Heh. Jeb Corliss, who tried to jump off the Empire State Building in April, was in court yesterday, asking that the charges be dropped. Corliss, a "renowned daredevil," wore a fatsuit to hide his parachute and video camera when he rode the elevator up to the 86th floor. There, he changed and tried to jump off the side, freaking out tourists. Security was able to restrain him because someone called in a tip and alerted them!

The city charged Corliss with reckless endangerment, but his lawyer, Mark Jay Heller, presented an interesting defense. The NY Times reports:

The lawyer, Mark Jay Heller, argued that what his client did was analogous to the case of a New York judge who tried to commit suicide by lying in front of his oven with the gas running. The judge’s conviction for showing depraved indifference to the lives of his neighbors was reduced to a lesser charge in July. The state’s highest court ruled that he acted out of depression, not moral deficiency.

Mr. Heller said that his client, Mr. Corliss, had made more than 1,000 jumps around the world, without hurting anyone. Besides, the lawyer said, there is no law against jumping off a building in New York State.

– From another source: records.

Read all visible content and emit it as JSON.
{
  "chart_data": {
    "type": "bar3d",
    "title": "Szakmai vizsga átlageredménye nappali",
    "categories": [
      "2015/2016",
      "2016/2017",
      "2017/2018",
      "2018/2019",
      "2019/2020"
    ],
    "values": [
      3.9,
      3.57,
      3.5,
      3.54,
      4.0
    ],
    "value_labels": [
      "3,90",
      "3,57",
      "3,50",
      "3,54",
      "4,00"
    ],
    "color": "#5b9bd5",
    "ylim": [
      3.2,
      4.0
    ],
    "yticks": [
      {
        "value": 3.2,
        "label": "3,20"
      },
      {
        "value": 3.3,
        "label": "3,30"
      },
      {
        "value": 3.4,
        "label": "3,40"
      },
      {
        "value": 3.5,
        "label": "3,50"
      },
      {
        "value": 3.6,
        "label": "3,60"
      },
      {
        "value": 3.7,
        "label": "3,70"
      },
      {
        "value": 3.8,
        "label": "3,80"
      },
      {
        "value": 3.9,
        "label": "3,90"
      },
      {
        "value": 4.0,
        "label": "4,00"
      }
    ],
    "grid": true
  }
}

Further, the lawyer said that the officer were the one who showed "depraved indifference" because they handcuffed him while he was wearing a parachute: “If the parachute opens, the thrust of it would separate him from his limbs."

The judge, Michael Ambrecht, found Heller's argument "very persuasive" and will make a decision in December. Corliss said, "I live in a country whose motto is 'Land of the free.' I don't feel very free here."